I’d like to think we have moved on a bit since the 1960s. But perhaps we haven’t that much. Sure, our advisers take exams – even if they are rather too easy. Any idiot can qualify as a tied adviser, and you don’t need to be much above idiot level to pass the basic exams to be an IFA, something that makes it harder than it should be to find the good ones. And sure, there are associations aplenty.
But it is still very hard to compare the performance of advisers against each other; we have certainly failed on the insisting they be right bit of the deal; and possibly worse, we still haven’t figured out how to make advisers honest.
A review published by the Financial Conduct Authority (FCA) a few weeks ago suggested that the majority of UK financial advisers fail to disclose the cost of their services properly, while their various complicated charging methods make it absolutely impossible for anyone to compare like with like.
The worst culprits are the higher-charging wealth managers and private banks.
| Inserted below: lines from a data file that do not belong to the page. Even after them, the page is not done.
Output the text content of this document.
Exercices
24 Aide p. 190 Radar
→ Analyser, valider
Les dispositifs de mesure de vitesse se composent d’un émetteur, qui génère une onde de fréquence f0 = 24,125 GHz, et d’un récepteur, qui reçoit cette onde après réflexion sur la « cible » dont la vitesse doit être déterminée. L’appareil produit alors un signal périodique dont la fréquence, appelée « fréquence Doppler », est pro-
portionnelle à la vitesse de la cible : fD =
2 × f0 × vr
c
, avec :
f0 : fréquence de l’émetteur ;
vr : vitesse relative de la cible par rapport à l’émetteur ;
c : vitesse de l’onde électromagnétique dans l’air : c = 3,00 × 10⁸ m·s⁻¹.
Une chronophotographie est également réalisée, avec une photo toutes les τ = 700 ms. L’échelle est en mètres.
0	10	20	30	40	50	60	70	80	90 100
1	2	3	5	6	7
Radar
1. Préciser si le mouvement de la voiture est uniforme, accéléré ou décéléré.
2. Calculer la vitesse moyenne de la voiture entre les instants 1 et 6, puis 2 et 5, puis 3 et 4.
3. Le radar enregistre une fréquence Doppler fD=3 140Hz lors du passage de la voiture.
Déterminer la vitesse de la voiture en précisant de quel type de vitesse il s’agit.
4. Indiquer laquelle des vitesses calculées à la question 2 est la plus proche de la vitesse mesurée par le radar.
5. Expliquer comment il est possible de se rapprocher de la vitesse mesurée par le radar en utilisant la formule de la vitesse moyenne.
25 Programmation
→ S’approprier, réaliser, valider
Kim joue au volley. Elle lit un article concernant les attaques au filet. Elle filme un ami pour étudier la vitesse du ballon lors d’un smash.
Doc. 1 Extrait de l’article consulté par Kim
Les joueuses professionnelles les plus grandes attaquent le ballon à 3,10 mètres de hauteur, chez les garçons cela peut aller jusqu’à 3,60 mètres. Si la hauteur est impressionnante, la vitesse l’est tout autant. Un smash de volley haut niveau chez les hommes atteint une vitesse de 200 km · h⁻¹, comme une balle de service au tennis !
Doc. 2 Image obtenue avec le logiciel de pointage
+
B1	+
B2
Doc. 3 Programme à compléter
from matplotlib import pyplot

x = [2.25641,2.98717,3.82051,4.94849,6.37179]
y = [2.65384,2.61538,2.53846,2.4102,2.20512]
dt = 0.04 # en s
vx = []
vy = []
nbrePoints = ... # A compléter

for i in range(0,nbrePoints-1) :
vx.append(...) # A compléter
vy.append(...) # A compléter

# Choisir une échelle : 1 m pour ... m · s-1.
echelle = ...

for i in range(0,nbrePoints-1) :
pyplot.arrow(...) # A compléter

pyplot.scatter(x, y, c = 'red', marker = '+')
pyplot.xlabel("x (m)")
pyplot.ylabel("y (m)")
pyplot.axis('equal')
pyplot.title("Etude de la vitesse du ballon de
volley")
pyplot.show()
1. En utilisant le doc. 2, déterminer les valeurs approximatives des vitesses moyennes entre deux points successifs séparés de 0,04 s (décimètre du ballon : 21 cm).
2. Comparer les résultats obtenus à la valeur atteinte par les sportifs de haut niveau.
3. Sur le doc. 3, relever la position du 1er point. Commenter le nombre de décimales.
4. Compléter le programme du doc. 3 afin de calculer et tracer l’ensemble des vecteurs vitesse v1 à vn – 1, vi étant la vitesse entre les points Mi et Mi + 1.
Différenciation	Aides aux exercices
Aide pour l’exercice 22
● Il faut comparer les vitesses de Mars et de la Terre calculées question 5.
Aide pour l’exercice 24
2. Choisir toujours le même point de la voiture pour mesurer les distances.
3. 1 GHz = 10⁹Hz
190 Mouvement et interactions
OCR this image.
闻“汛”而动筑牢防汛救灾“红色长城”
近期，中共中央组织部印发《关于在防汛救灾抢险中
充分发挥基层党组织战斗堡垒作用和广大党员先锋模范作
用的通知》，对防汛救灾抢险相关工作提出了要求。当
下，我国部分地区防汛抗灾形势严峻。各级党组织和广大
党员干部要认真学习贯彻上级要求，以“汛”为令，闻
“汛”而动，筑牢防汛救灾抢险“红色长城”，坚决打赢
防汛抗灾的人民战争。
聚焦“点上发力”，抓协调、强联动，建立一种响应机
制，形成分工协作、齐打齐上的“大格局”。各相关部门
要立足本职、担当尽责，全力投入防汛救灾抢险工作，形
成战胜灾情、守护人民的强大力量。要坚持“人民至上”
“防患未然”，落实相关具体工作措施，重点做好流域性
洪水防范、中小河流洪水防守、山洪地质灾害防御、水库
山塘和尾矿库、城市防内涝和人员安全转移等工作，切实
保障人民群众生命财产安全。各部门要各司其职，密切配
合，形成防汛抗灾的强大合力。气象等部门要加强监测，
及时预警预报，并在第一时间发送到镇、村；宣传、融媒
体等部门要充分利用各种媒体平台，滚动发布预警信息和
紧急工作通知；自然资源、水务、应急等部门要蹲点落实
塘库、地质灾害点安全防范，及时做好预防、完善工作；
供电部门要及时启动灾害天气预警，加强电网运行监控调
They aren’t doing this by mistake. It has been a year since the new rules about cost disclosure came into force and they aren’t exactly complicated. I can, in fact, sum the whole thing up for any confused advisers in just a few words: you must tell people how much you are charging them for your services in such a way that they understand what you are talking about. See? Simple.
No one is asking advisers to be “right” any more. We’ve downgraded our demands. Now all they need to be is clear. I can see how there may be some problems in the world that are just too hard to solve, but I’m amazed that creating an honest and competent group of people to give financial advice to a rich and willing clientele has to be one of them.